Home |
Search |
Today's Posts |
|
#1
![]()
Posted to microsoft.public.excel.programming
|
|||
|
|||
![]()
Hi,
I am using Microsoft VBScript RegExp 5.5 within VBA for Excel. http://msdn2.microsoft.com/en-us/lib...ka(VS.85).aspx "Matches pattern and remembers the match. The matched substring can be retrieved from the resulting Matches collection, using Item [0]...[n]. To match parentheses characters ( ), use "\(" or "\)"." - from the docs on the above page. I am wondering if anyone could give me an example of using the Item array to retrieve clustered matches. Like so: regEx.Pattern = ".*(\d{1,2})Y.*" I need to match one or two digits followed by 'Y', but I only need to get the digits. In regEx.Replace() I would use $1 to access the first cluster (the match inside the innermost set of parens), but I am not sure how to do it with regEx.Execute(). Thanks. |
#2
![]()
Posted to microsoft.public.excel.programming
|
|||
|
|||
![]()
On Wed, 27 Feb 2008 08:14:46 -0800 (PST), Arshavir Grigorian
wrote: Hi, I am using Microsoft VBScript RegExp 5.5 within VBA for Excel. http://msdn2.microsoft.com/en-us/lib...ka(VS.85).aspx "Matches pattern and remembers the match. The matched substring can be retrieved from the resulting Matches collection, using Item [0]...[n]. To match parentheses characters ( ), use "\(" or "\)"." - from the docs on the above page. I am wondering if anyone could give me an example of using the Item array to retrieve clustered matches. Like so: regEx.Pattern = ".*(\d{1,2})Y.*" I need to match one or two digits followed by 'Y', but I only need to get the digits. In regEx.Replace() I would use $1 to access the first cluster (the match inside the innermost set of parens), but I am not sure how to do it with regEx.Execute(). Thanks. Something like this is one method that will return your group 1. Note the SubMatches count is one-based; but the submatches collection is zero-based. ======================== Dim ResultString, myMatches as MatchCollection, myMatch As Match Dim myRegExp As RegExp Set myRegExp = New RegExp myRegExp.Pattern = ".*(\d{1,2})Y.*" Set myMatches = myRegExp.Execute(SubjectString) If myMatches.Count = 1 Then Set myMatch = myMatches(0) If myMatch.SubMatches.Count = 1 Then ResultString = myMatch.SubMatches(1-1) Else ResultString = "" End If Else ResultString = "" End If ========================== However, your regex will not do what you want.

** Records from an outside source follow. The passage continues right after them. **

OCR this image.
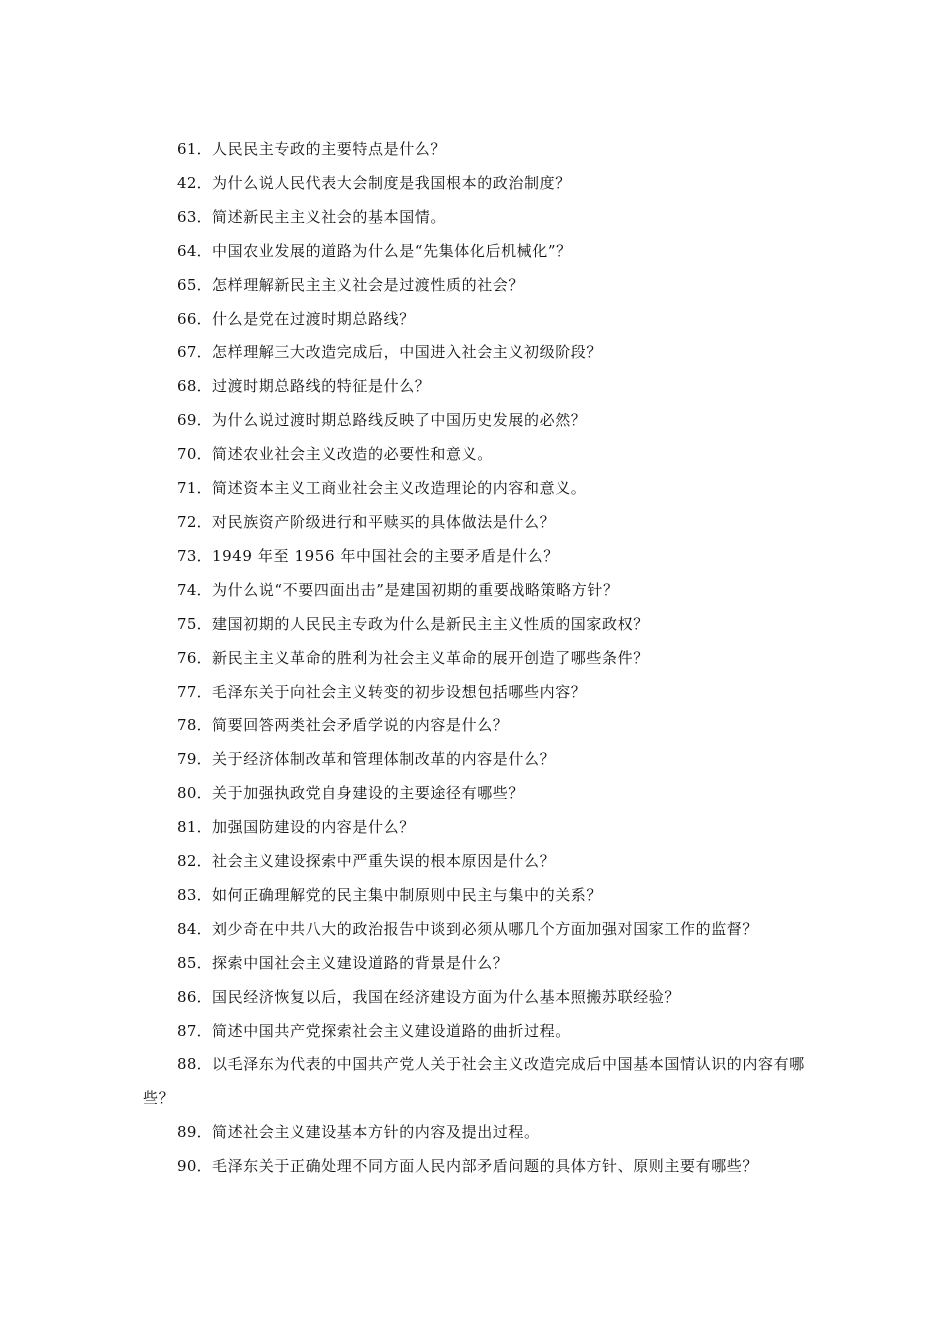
61．人民民主专政的主要特点是什么？
42．为什么说人民代表大会制度是我国根本的政治制度？
63．简述新民主主义社会的基本国情。
64．中国农业发展的道路为什么是“先集体化后机械化”？
65．怎样理解新民主主义社会是过渡性质的社会？
66．什么是党在过渡时期总路线？
67．怎样理解三大改造完成后，中国进入社会主义初级阶段？
68．过渡时期总路线的特征是什么？
69．为什么说过渡时期总路线反映了中国历史发展的必然？
70．简述农业社会主义改造的必要性和意义。
71．简述资本主义工商业社会主义改造理论的内容和意义。
72．对民族资产阶级进行和平赎买的具体做法是什么？
73．1949 年至 1956 年中国社会的主要矛盾是什么？
74．为什么说“不要四面出击”是建国初期的重要战略策略方针？
75．建国初期的人民民主专政为什么是新民主主义性质的国家政权？
76．新民主主义革命的胜利为社会主义革命的展开创造了哪些条件？
77．毛泽东关于向社会主义转变的初步设想包括哪些内容？
78．简要回答两类社会矛盾学说的内容是什么？
79．关于经济体制改革和管理体制改革的内容是什么？
80．关于加强执政党自身建设的主要途径有哪些？
81．加强国防建设的内容是什么？
82．社会主义建设探索中严重失误的根本原因是什么？
83．如何正确理解党的民主集中制原则中民主与集中的关系？
84．刘少奇在中共八大的政治报告中谈到必须从哪几个方面加强对国家工作的监督？
85．探索中国社会主义建设道路的背景是什么？
86．国民经济恢复以后，我国在经济建设方面为什么基本照搬苏联经验？
87．简述中国共产党探索社会主义建设道路的曲折过程。
88．以毛泽东为代表的中国共产党人关于社会主义改造完成后中国基本国情认识的内容有哪些？
89．简述社会主义建设基本方针的内容及提出过程。
90．毛泽东关于正确处理不同方面人民内部矛盾问题的具体方针、原则主要有哪些？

It will only ever capture, into group 1, a single digit followed by the Y. See if you can figure out why, or look below for explanation: Look up the difference between greedy and lazy quantifiers. The first part of your regex ".*" says: ..* Match any single character that is not a line break character «.*» Between zero and unlimited times, as many times as possible, giving back as needed (greedy) «*» So, matching as much as it can, that will include all the digits except for the single digit preceding the Y. While you could certainly correct this by making the quantifier lazy (e.g. ".*?"), there's really no need for that at all. You could accomplish your stated goal of capturing one or two digits, which are followed by a Y, with the simpler regex: "(\d{1,2})Y" If you might have more than one such construct in a line, then with Regex.global = true myMatches.Count will give you the number of times that pattern was present in the line. --ron |
#3
![]()
Posted to microsoft.public.excel.programming
|
|||
|
|||
![]()
Thanks, Ron. That's some elaborate code.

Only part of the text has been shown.